HESI RN
HESI Medical Surgical Practice Exam
1. The healthcare provider provides dietary instructions about iron-rich food to a client with iron deficiency anemia. Which food selection made by the client indicates a need for additional instructions?
- A. Liver
- B. Kidney beans
- C. Oranges
- D. Leafy green vegetables
Correct answer: C
Rationale: Oranges are not a good source of iron, so selecting oranges indicates a need for additional instructions. Oranges are high in vitamin C, which can enhance iron absorption from other sources, but they are not rich in iron themselves. Liver, kidney beans, and leafy green vegetables are good sources of iron and would be beneficial for a client with iron deficiency anemia. Therefore, the correct answer is C.
2. A client is admitted with acute kidney injury (AKI) and a urine output of 2000 mL/day.

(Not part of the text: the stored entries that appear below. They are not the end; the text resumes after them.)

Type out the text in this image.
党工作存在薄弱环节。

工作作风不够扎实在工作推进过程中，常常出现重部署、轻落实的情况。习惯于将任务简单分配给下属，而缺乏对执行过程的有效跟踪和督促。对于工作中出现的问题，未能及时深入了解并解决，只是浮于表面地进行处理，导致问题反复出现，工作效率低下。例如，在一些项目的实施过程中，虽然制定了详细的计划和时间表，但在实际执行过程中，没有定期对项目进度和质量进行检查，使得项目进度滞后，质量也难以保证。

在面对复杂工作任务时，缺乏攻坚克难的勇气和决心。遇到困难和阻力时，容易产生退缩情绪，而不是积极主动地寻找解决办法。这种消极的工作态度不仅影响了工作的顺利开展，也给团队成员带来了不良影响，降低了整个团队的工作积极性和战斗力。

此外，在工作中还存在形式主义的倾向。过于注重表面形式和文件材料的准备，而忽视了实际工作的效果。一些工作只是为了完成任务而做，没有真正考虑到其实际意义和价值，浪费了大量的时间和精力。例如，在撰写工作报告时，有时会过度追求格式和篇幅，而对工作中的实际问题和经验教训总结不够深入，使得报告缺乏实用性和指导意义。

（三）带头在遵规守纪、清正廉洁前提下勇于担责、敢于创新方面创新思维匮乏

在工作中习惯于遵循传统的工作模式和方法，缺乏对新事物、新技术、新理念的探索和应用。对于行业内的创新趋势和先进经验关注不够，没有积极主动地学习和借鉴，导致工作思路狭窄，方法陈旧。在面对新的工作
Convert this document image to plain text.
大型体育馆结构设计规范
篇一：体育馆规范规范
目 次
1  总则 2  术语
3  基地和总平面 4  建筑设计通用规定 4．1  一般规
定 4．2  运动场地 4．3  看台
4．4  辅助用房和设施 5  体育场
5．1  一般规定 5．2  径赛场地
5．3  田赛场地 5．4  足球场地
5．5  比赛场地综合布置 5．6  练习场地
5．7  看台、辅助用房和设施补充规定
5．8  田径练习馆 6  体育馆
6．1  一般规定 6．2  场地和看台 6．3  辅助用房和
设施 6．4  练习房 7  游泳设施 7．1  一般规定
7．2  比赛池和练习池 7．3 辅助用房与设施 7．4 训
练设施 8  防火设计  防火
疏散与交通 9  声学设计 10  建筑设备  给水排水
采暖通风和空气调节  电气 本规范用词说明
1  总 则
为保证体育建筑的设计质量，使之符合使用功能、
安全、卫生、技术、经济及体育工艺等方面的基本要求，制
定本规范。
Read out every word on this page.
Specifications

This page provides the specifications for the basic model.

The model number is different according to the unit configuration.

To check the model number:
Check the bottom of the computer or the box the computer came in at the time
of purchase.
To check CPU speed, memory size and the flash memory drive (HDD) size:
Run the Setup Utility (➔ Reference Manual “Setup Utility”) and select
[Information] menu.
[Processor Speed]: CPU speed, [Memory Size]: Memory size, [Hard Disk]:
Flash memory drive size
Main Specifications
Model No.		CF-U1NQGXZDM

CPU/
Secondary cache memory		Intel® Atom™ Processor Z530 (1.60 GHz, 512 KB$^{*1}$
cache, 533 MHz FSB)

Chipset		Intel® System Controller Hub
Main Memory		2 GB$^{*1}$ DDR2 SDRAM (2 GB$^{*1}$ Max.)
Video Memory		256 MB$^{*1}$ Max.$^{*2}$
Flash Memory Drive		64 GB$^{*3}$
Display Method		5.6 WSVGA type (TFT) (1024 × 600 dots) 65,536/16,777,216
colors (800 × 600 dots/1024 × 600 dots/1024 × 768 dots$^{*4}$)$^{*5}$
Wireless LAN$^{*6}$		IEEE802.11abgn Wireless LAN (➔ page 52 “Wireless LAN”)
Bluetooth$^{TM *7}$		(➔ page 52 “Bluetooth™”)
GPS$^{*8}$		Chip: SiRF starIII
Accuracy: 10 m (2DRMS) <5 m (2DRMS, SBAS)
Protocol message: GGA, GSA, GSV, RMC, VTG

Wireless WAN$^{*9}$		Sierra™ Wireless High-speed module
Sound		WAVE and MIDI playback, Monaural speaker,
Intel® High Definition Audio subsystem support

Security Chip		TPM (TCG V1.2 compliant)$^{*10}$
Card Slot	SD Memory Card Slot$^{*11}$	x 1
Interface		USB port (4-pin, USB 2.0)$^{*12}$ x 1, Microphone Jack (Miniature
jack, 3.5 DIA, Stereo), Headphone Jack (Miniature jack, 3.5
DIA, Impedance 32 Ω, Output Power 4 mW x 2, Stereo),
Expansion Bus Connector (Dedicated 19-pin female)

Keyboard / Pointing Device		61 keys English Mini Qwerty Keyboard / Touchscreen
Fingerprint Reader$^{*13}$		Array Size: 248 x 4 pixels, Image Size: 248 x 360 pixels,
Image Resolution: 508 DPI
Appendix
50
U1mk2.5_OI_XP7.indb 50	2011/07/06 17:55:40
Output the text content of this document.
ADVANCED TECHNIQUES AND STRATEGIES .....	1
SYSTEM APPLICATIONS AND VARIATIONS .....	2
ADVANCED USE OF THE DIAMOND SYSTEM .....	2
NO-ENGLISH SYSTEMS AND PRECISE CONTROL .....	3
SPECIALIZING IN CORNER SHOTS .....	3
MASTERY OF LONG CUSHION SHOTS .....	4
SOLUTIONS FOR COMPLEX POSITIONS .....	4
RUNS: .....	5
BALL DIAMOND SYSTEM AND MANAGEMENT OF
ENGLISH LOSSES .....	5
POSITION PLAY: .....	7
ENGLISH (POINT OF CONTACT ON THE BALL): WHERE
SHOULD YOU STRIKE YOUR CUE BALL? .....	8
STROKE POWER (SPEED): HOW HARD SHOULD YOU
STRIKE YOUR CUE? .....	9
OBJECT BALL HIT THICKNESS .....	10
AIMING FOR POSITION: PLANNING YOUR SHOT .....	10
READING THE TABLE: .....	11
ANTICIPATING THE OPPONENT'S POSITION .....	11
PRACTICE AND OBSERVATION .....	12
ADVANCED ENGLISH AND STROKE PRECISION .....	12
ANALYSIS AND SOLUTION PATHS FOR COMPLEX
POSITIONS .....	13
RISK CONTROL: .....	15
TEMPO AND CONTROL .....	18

What is the major concern of the nurse regarding this client’s care?
- A. Edema and pain
- B. Electrolyte and fluid imbalance
- C. Cardiac and respiratory status
- D. Mental health status
Correct answer: B
Rationale: The major concern for a client admitted with acute kidney injury (AKI) and a high urine output of 2000 mL/day is electrolyte and fluid imbalance. In AKI, there may be an inflammatory cause leading to proteins entering the glomerulus, resulting in fluid being held in the filtrate and causing polyuria. Electrolyte loss and fluid balance are critical to monitor and manage in AKI cases. Edema and pain are not typically associated with fluid loss. While changes in cardiac, respiratory, and mental health status can occur if electrolyte imbalance is not addressed, the primary focus should be on managing electrolyte and fluid balance to prevent further complications.
3. A female patient who is allergic to penicillin will begin taking an antibiotic to treat a lower respiratory tract infection. The patient tells the nurse that she almost always develops a vaginal yeast infection when she takes antibiotics and that she will take fluconazole (Diflucan) with the antibiotic being prescribed. Which macrolide should the nurse question for this patient?
- A. Azithromycin (Zithromax)
- B. Clarithromycin (Biaxin)
- C. Erythromycin (E-Mycin)
- D. Fidaxomicin (Dificid)
Correct answer: C
Rationale: The nurse should question the prescription of erythromycin for this patient. When erythromycin is given concurrently with fluconazole, erythromycin blood concentration and the risk of sudden cardiac death increase. Therefore, it is not recommended to use erythromycin in combination with fluconazole for this patient. Azithromycin, clarithromycin, and fidaxomicin are alternative macrolide antibiotics that can be considered for this patient without the same risk of interactions when used with fluconazole.
4. The nurse is preparing to administer trimethoprim-sulfamethoxazole (TMP-SMX) to a patient who is being treated for a urinary tract infection. The nurse learns that the patient has type 2 diabetes mellitus and takes a sulfonylurea oral antidiabetic drug. The nurse will monitor this patient closely for which effect?
- A. Headaches
- B. Hypertension
- C. Hypoglycemia
- D. Superinfection
Correct answer: C
Rationale: When a patient takes oral antidiabetic agents (sulfonylurea) along with sulfonamides like trimethoprim-sulfamethoxazole, it can lead to an increased hypoglycemic effect. Therefore, the nurse should monitor the patient closely for hypoglycemia. Headaches, hypertension, and superinfection are not typically associated with the interaction between sulfonamides and sulfonylureas. Examples of antidiabetic sulfonylurea medications include glipizide, glimepiride, glyburide, tolazamide, and tolbutamide.
5. The client with chronic renal failure is receiving peritoneal dialysis. Which of the following is the most important action for the nurse to take?
- A. Administer the prescribed antibiotics.
- B. Monitor for signs of infection.
- C. Encourage the client to increase fluid intake.
- D. Monitor the client's weight daily.
Correct answer: B
Rationale: Monitoring for signs of infection is crucial in clients undergoing peritoneal dialysis. Peritonitis is a severe complication associated with peritoneal dialysis, making it essential to promptly identify any signs of infection, such as abdominal pain, cloudy dialysate, fever, and an elevated white blood cell count. Administering antibiotics without proper assessment can lead to antibiotic resistance and should not be the initial action. Encouraging increased fluid intake may not be appropriate without assessing the client's fluid status. Monitoring weight alone does not address the immediate risk of peritonitis in a client undergoing peritoneal dialysis.